Earlier this year Rachel over at The Kids Are All Right did a survey of her readers. When she asked who they turned to for parenting advice this is what she found.
In last year’s Changing Face of Motherhood Report (undertaken by Proctor & Gamble), mums sought parenting help from their own mothers first, ahead of all other resources.In The Kids Are All Right survey, our own parents were well down on the list of people we go to for help. Our readers are more likely to get parenting help from friends, online forums and blogs, elsewhere on the Internet and from health professionals.
We wonder if this has something to do with the fact that, unlike the Changing Face of Motherhood Report which surveyed mums of children aged 0–16, we focus on the parenting of teenagers. Perhaps our own parents are less able to offer insights into the unique challenges of parenting teenagers in 2013?
I think we are obviously in a whole new world of parenting here. We are the trailblazers. The first parents dealing this technology onslaught and a pressure driven society high on achieve at all costs.
Every day I find myself facing issues my mother never had to deal with.

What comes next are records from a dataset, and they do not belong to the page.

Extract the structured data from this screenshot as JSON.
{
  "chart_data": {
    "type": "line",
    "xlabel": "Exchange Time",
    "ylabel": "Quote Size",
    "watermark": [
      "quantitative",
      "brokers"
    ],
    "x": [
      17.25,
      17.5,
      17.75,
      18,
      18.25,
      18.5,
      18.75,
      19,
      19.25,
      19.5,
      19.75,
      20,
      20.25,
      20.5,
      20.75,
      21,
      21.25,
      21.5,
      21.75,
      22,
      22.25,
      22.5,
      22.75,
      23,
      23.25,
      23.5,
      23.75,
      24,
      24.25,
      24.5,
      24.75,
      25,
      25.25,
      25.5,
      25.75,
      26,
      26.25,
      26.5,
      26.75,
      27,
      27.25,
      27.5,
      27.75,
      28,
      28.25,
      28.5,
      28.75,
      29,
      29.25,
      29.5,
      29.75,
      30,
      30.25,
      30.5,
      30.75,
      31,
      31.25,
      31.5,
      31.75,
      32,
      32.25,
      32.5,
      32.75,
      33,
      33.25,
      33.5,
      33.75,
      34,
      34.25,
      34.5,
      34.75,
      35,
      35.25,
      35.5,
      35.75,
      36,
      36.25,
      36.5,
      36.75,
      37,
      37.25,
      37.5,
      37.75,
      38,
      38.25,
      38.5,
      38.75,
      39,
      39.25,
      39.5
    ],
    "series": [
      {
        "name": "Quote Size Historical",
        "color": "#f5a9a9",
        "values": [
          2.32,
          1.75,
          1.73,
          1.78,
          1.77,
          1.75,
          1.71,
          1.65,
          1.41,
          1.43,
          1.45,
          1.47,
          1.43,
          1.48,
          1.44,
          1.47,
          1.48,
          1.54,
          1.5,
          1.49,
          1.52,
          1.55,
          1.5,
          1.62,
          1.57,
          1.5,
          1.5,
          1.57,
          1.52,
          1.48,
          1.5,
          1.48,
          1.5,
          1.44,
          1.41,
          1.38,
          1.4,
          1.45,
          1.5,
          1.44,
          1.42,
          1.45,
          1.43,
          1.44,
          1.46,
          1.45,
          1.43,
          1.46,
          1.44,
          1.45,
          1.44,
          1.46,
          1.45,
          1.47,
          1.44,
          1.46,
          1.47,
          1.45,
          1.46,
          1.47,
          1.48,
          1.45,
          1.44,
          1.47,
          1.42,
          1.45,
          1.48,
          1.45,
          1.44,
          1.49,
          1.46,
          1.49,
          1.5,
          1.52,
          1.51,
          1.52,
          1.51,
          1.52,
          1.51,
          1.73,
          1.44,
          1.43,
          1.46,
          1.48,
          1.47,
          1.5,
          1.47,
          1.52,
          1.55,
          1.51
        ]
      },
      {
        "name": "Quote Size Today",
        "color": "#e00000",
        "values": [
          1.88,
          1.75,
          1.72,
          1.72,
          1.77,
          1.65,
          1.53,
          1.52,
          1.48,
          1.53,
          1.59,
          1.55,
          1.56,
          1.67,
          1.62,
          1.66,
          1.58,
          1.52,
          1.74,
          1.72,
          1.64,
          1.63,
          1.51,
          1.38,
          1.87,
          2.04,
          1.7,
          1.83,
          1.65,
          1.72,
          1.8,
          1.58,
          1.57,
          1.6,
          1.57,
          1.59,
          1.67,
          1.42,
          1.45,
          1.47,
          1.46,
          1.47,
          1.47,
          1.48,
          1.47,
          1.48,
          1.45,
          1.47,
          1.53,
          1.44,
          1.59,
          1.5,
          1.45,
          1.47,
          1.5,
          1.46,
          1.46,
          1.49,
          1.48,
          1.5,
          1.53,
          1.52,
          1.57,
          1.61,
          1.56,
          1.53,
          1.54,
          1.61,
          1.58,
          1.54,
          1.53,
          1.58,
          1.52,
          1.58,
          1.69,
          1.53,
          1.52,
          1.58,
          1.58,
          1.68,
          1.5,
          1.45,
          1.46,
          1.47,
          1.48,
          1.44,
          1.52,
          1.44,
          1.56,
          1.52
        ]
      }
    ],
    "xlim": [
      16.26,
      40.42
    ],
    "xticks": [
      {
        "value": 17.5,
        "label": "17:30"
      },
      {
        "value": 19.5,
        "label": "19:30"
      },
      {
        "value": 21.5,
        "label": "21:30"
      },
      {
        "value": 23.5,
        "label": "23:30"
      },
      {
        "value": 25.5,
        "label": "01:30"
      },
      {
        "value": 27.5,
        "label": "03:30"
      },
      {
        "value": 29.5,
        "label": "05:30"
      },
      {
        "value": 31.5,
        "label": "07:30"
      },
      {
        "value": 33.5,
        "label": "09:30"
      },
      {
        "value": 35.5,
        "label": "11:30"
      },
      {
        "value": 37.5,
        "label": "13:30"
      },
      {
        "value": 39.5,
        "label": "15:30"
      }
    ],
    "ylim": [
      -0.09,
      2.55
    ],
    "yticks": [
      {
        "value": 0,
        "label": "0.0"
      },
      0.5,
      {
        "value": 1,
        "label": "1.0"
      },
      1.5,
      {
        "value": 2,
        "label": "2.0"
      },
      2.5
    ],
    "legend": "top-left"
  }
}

- Mum never had to have a discussion about online porn with me because nobody carried porn around in their pocket. Anyone who had it kept it safely hidden under their bed.
- Mum never had to turn off all the electronic devices in the house and drag a surly teenage out of her bedroom to force her into some social engagement. Firstly, the only electronic devices in the house were the kettle, toaster and television, secondly I was expanding my mind in my bedroom by READING, not wasting my life on Facebook. Oh no I was happily engaged with the great works of literature by Virginia Andrews and Judith Krantz.
- Mum didn’t spend her life driving me to my friend’s houses if I needed to go anywhere I WALKED.
- Mum never had to monitor what I was doing online – the only “line” in the house was the telephone line, and as it was attached to the wall in the hallway she could hear everything I was doing quite clearly.
- Mum didn’t agonise over where to send me to school there were only two choices Public or Catholic. We were Catholic so went to the Catholic primary school and she flipped a coin for high school.
- Mum never had to worry about what I was messaging to my friends because the only messages being passed where on scrawled up bits of paper in the classroom and the teacher usually confiscated them without any need for Mum’s involvement.
- Mum never had to deal with too much parenting advice. There wasn’t much around. Parenting books were pretty much non-existent (a bloke called Spock in the US had written some baby manual but I doubt it was big in rural NSW), nobody was overwhelmed by information overload, you just got on with it.
- Sexting, cyberbullying, trolls, online predators none of that was on Mum’s radar because it just didn’t bloody well exist. Yes bullying, sexual harrasment and predators were around but not coming into your house on a daily basis through a myriad of online devices.
Rachel @ The Kids Are All Right says
I think it’s totally different to what our parents had to deal with. But remarkably, I am not sure that kids are all that different. In some ways, they may be better equipped than we were to deal with the grown-up world because that world has infiltrated theirs sooner. I have my fingers crossed anyway that everything is going to turn out just fine, as long as we keep talking to them (and to other parents – boy, that helps).
Janine says
I think you are right that the kids aren’t all that different, it’s just everything else that has changed! As I keep saying to the Hippie Child “two more years and you are out on your own” sometimes I worry she won’t be prepared at all!!!! But it’s true the grown-up world has infiltrated theirs much earlier than it did for us.
DeepKickGirl says
I think the issues are the same it’s the methods that are different. Teenagers today, like in our day, just want to connect to their peers, separate themselves from their parents/family and find their place in life. I think the biggest problem is that information and news overload makes us parents overly paranoid and crazy. There are no more predators and deviants around now than there was in our day but we are more aware of them and thus fear them more than our parents did. Yes life is different and technology allows more and varied ways for kids to engage with each other but overall I think things are very much like they’ve always been. As always trying to keep the lines of communication open with our kids and generally doing our best to maintain a connection with them is the best we can do for them. Not buying into the achieve/pressure/panic/future dynamic is how I’m trying to work. Life will happen for them, like it did for us…
Janine says
You make me calmer just reading that, I agree that there are still the same emotional issues floating about, but I do think the explosion of social media and the whole internet situation has intensified many things – and added to parental responsibilities. I do think Gen X are the most over-protective, hyper parents that have ever existed though!! I also agree totally that keeping the lines of communication open is the key to getting through all this with some semblance of success.
Me says
I couldn’t agree more with you – it certainly is very different parenting now to what our parents went through and how they had to deal with us growing up.
Have the best day !
Me
Janine says
I just think there is a lot of “new” things we have to deal with that didn’t actually exist back when our parents were raising us.
Jo @Countrylifeexperiment says
I’m dreading the teenaged years. Being a highschool teacher, I know what they get up to, and the pressures on them.
Janine says
I think that is what has surprised me the most, the amount of pressure on them is far greater than what we had growing up.